大阪府、大阪市、関西広域連合などが12月14日、若宮健嗣万博担当相に対して2025年大阪・関西万博関連事業に関するソフト事業や規制改革への要望を提出した。このうち、建設関連では空飛ぶクルマの飛行実現に向けた取り組みの推進や「夢洲コンストラクション」の実現への支援を含めたスーパーシティの指定とデータ連携の促進などを要望。万博の開催に間に合わせるため、国による技術的・財政支援や規制改革の取り組みの加速を図る。これらの要望事項は、政府の国際博覧会推進本部が年内にも取りまとめる「アクションプラン」への位置付けを目指す。

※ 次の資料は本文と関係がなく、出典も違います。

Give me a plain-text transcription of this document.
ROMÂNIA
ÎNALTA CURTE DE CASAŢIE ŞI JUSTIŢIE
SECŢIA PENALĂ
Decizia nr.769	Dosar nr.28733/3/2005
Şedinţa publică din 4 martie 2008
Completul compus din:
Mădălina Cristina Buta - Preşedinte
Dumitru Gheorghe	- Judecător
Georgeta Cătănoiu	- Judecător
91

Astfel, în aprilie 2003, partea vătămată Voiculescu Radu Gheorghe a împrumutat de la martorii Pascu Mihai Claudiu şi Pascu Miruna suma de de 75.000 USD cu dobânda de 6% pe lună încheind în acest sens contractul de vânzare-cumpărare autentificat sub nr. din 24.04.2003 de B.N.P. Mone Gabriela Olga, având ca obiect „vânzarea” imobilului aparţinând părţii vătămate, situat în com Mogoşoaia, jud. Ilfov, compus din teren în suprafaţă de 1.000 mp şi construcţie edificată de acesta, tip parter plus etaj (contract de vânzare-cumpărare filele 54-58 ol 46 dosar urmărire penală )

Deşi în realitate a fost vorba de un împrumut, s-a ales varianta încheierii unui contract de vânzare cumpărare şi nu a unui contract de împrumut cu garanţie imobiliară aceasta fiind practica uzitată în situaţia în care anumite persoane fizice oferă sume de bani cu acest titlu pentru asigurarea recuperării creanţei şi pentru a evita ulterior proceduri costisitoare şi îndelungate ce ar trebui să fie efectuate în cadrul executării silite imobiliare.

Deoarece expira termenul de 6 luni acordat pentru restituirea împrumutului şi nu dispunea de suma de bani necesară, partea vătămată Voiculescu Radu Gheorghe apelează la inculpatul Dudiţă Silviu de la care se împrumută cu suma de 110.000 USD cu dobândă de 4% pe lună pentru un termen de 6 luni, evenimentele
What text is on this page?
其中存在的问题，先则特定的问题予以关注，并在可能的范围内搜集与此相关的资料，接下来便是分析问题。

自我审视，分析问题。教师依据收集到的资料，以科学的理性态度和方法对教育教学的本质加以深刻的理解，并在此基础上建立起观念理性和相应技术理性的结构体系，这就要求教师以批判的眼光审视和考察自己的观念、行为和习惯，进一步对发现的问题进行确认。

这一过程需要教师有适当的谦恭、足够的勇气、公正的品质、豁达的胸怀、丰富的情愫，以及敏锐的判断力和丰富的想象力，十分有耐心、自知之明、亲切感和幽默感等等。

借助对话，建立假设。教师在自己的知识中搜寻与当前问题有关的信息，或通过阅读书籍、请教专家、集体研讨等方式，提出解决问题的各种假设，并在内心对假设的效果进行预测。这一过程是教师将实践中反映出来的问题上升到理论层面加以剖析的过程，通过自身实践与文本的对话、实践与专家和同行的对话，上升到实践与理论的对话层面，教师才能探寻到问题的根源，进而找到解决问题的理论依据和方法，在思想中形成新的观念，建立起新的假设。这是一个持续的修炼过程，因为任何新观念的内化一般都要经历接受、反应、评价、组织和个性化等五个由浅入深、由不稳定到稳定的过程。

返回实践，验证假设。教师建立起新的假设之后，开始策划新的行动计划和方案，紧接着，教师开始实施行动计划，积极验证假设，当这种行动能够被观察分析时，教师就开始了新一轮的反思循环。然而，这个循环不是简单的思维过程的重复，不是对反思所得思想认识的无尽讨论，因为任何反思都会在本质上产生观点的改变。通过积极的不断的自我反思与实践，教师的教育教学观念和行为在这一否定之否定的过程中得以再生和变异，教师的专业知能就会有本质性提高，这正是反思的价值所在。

建設に関連する事業のうち、「空飛ぶクルマの飛行実現に向けた取り組みの推進」では、▽海上遊覧や都市と交通の不便な地域を結ぶ飛行ルートや事業性に関する課題の整理、実証実験への支援制度の創設▽離着陸場の整備に関する法整備の促進、財政的支援▽試験飛行ガイドラインの早期整備―などを求める。
「自動運転やMaaSの実現に向けた取り組みの促進」では、自動運転に関するロードマップの早期実現、レベル4の自動運転の実現に向けた技術開発への支援の他、夢洲がスーパーシティに指定された場合に、同地域内での速やかな自動運転の実現に向けた規制緩和などを要望。今後集中する工事期間中に夢洲内外の現場作業員の移動をスムーズにする狙いがある。
「カーボンニュートラルの実現に向けた革新的イノベーションの創出」では、万博をきっかけに大阪・関西の特性を生かした次世代型太陽電池、風力発電・洋上風力発電、バイオマス利活用、アンモニア発電、海水冷熱利用などの再生可能エネルギーの導入を拡大させるため、技術開発や万博会場内外での実証に向けた支援と導入の促進を要望する。
また、万博時に導入予定の電動モビリティに対するワイヤレス給電など、次世代モビリティに関する実証実験や技術開発の支援、実証フィールドの整備などへの支援を求める。
「スーパーシティの指定とデータ連携の促進」では、会場となる夢洲などのスーパーシティへの指定や、工事期間中のデータ連携基盤の活用による効率的な建設工事の仕組みとなる「夢洲コンストラクション」の実現への支援などを要望。
この他、万博来訪者の関西広域、日本各地への周遊・滞在に向けた「広域観光ルート」の整備・充実のため、海や河川を活用した周遊ルートの開拓や旅客ターミナルの整備、利便性の向上・交流の促進に向けた取り組みへの財政支援を求める。